Le contexte international est clairement dominé par le repli des Etats-Unis hors de l’Asie centrale et du Moyen-Orient voulu par le Président Obama, réélu et soucieux de relancer l’économie américaine et de corriger un modèle social qui écrase les plus faibles.
La montée en puissance de la Chine en Asie face au Japon et en Afrique se confirme ainsi que le retour en force de la Russie de Poutine sur la scène internationale.

En France, François Hollande endosse le costume africain de ses prédécesseurs et défend l’influence de la France en Afrique, continent où le français reste une langue en expansion et dont les richesses en énergie et matières premières perspectives de développement attirent tous les acteurs internationaux.

Néanmoins toujours enfermé dans une vision idéologique et superficiellement émotive des relations internationales, François Hollande ne perçoit pas les vrais intérêts de la France au Moyen-Orient notamment en Syrie, en Irak et en Iran et se fait lâcher en rase campagne d’une part par les États-Unis qui s’entendent sur son dos directement avec les Russes en Syrie et sur le dossier nucléaire iranien et, d’autre part, par l’Europe sur le dossier centrafricain, notamment du fait du véto anglais qui voit d’un mauvais œil la France intervenir dans un pays où l’Afrique du Sud, membre du Commonwealth, essaye de nous remplacer militairement et économiquement en soutenant le Président Bozizé.

Centre-Afrique

L’intervention de la France en Centrafrique procède plus de la lutte d’influence que se livrent les grands acteurs mondiaux et régionaux dans ce continent en plein développement que d’une action pour éviter que le Centrafrique ne devienne, comme la Somalie, un repère djihadiste ou d’une intervention à but humanitaire pour éviter un affrontement de type confessionnel, même si cette dimension est nouvelle dans ce pays et doit être prise sérieusement en compte. La réussite de cette intervention dépend plus de ses volets politique, économique et humanitaire que de sa dimension militaire qui ne présente que des risques limités pour nos soldats mais des risques médiatiques pour l’image de nos forces engagées dans une mission d’interposition et de désarmement des milices.

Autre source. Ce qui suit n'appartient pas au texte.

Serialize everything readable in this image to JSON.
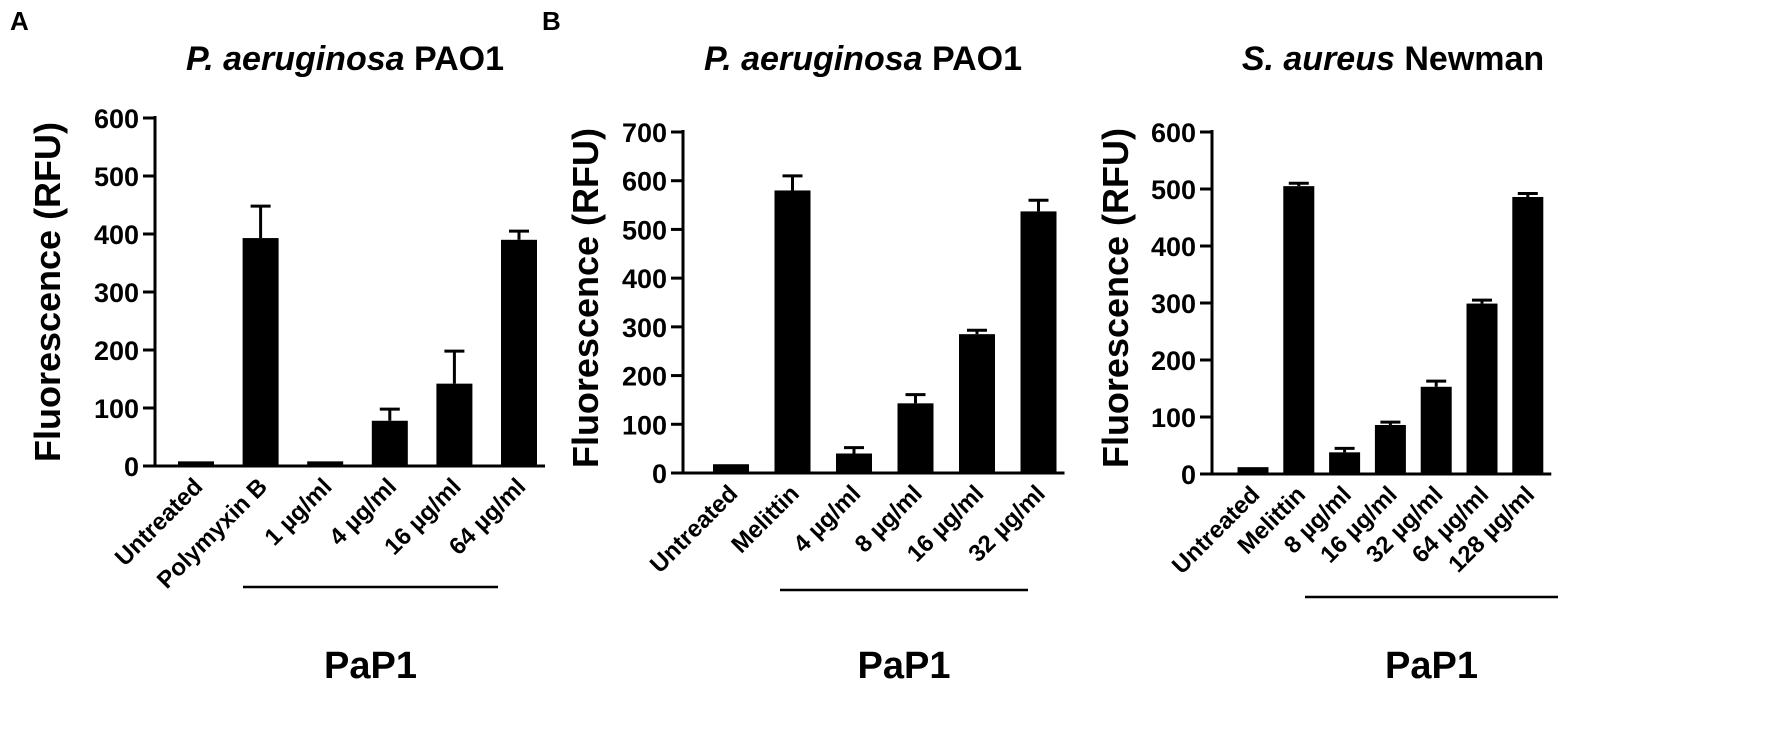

En effet, malgré un mandat de la communauté internationale et les massacres interreligieux à Bangui, l’intervention française en Centre-Afrique commence dans un contexte international et national mitigé. L e soutien logistique et financier limité apporté par les Américains et les Européens à notre action, les déclarations contradictoires de François Hollande sur le maintien au pouvoir du Président centrafricain autoproclamé, Michel Djotodia, l’absence d’ennemi clairement identifié, les Sélékas étant un nom générique qui regroupe des formations seulement connues de quelques spécialistes, la mission même d’interposition entre des communautés qui rappelle les mauvais souvenirs du Rwanda ou du Liban, les moyens limités engagés dans un territoire plus grand que la France, la nouvelle réduction des effectifs militaires, annoncée au moment même où nous ouvrons un nouveau théâtre d’opérations, créent une toile de fond peu favorable à un soutien de l’opinion à cette intervention perçue, à tort, par les commentateurs comme un probable guêpier.

En conclusion

Ces trois années ont vu le maintien de l’influence de la France dans le Monde grâce à l’efficacité de son outil militaire démontrée en Afrique (Lybie, Mali) et cela malgré les erreurs diplomatiques des Président Sarkozy et Hollande au Moyen-Orient qui, surestimant les risques du nucléaire iranien et sous estimant la nature confessionnelle de la guerre en Syrie, n’ont pas permis à la France de conserver son positionnement traditionnel de médiateur et nous ont mis hors-jeu, ouvrant la porte à la Russie de Poutine qui a su trouver les voies pour un accord direct avec les Etats-Unis (le nucléaire Iranien et désarmement chimique de Al-Assad).

Général (2S) Jean-Bernard PINATEL

[1] Sous-marins Nucléaires Lanceurs d’Engins.